Tentunya penjualan produk tersebut, bukan ditujukan untuk umat Islam melainkan untuk masyarakat lain yang mengonsumsinya karena negara Indonesia adalah negara multikultural, multietnis, dan multiagama yang dipersatukan oleh Pancasila.
Pada 2021 lalu ada sebuah insiden kematian seekor anjing di Aceh yang diberi nama Canon. Anjing itu diusir paksa oleh petugas Satpol-PP karena pada kawasan yang ditempati oleh anjing tersebut akan dijadikan wisata halal.
Sontak kejadian ini menjadi viral di media sosial seperti Twitter dan menjadi trending. Sehingga melalui kejadian ini seharusnya masyarakat lebih berhati-hati dalam memaknai konsep wisata halal, bukan malah mengorbankan sesuatu yang di luar konteks halal dalam perspesktif Islam.

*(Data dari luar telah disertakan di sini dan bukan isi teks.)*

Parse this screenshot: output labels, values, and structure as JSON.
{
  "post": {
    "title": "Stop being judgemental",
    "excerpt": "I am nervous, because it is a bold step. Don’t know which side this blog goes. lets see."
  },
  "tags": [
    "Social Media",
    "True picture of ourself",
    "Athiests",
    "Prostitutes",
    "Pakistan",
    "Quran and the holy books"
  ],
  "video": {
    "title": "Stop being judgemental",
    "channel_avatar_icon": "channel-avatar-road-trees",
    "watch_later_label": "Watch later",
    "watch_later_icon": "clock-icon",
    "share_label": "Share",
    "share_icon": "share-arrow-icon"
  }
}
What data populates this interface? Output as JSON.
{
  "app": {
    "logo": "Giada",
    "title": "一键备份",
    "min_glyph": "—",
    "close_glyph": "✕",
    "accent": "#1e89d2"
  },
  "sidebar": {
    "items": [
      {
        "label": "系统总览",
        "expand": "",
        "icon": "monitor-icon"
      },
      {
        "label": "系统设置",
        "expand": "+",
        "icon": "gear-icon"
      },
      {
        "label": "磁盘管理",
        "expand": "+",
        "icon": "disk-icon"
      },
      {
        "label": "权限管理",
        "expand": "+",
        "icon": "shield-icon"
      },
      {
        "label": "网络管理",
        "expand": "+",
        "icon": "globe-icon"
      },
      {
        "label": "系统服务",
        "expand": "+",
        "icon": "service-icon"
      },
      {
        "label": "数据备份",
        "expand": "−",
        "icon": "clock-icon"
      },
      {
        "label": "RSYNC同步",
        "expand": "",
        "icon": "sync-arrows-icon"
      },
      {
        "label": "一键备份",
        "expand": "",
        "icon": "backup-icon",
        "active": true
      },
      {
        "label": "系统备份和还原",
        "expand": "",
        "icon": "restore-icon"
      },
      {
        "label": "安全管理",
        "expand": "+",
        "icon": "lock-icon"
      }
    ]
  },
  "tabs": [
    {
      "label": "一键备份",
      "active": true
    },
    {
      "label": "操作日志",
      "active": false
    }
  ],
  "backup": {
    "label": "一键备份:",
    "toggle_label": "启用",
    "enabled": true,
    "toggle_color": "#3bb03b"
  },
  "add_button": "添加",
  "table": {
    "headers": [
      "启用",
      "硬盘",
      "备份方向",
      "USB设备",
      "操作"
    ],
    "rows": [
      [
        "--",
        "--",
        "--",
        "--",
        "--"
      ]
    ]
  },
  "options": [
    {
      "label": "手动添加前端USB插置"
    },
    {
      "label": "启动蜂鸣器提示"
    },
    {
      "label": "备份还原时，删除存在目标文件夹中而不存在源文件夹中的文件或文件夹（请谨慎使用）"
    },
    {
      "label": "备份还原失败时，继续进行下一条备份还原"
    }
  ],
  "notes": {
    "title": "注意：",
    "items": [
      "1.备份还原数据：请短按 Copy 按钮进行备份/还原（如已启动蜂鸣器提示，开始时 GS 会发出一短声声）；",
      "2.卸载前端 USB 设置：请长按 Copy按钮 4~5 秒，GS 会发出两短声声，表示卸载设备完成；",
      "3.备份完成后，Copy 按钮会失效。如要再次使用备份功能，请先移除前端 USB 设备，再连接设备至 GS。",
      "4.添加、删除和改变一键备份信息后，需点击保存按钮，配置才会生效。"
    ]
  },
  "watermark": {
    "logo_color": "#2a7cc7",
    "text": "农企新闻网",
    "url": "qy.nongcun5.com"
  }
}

Menurut Fatwa MUI Nomor 108/DSN-MUI/X/2016 ayat ke-2 (dua) wisata halal adalah wisata yang sesuai dengan prinsip Syariah (Syariat Islam). Dari pengertian ini dapat dipahami bahwa wisata halal bukan harus meniadakan seluruh hal-hal yang non halal, melainkan harus disesuaikan dengan prinsip Syariat Islam.
Artinya, semua sarana dan prasananya sesuai dengan prinsip Islam, seperti fasilitas kamar hotel yang hanya boleh untuk pasangan sah suami-istri, makanan dan minuman yang terjamin kehalalannya, tempat spot foto yang hanya diperbolehkan bagi keluarga atau muhrim pengunjung, bukan malah menghabiskan semua yang non halal.
Dalam Islam ada sebuah misi agung yang berbunyi “rahmatan lil alamiin”, rahmat atau kasih sayang bagi seluruh alam. Dalam konteks ini jika disandingkan dengan kejadian kematian anjing di Aceh pada 2021 lalu, sangat disayangkan dengan dalil untuk membangun wisata halal. Hal ini karena Islam merupakan agama cinta damai dan kasih sayang, bukan kekerasan.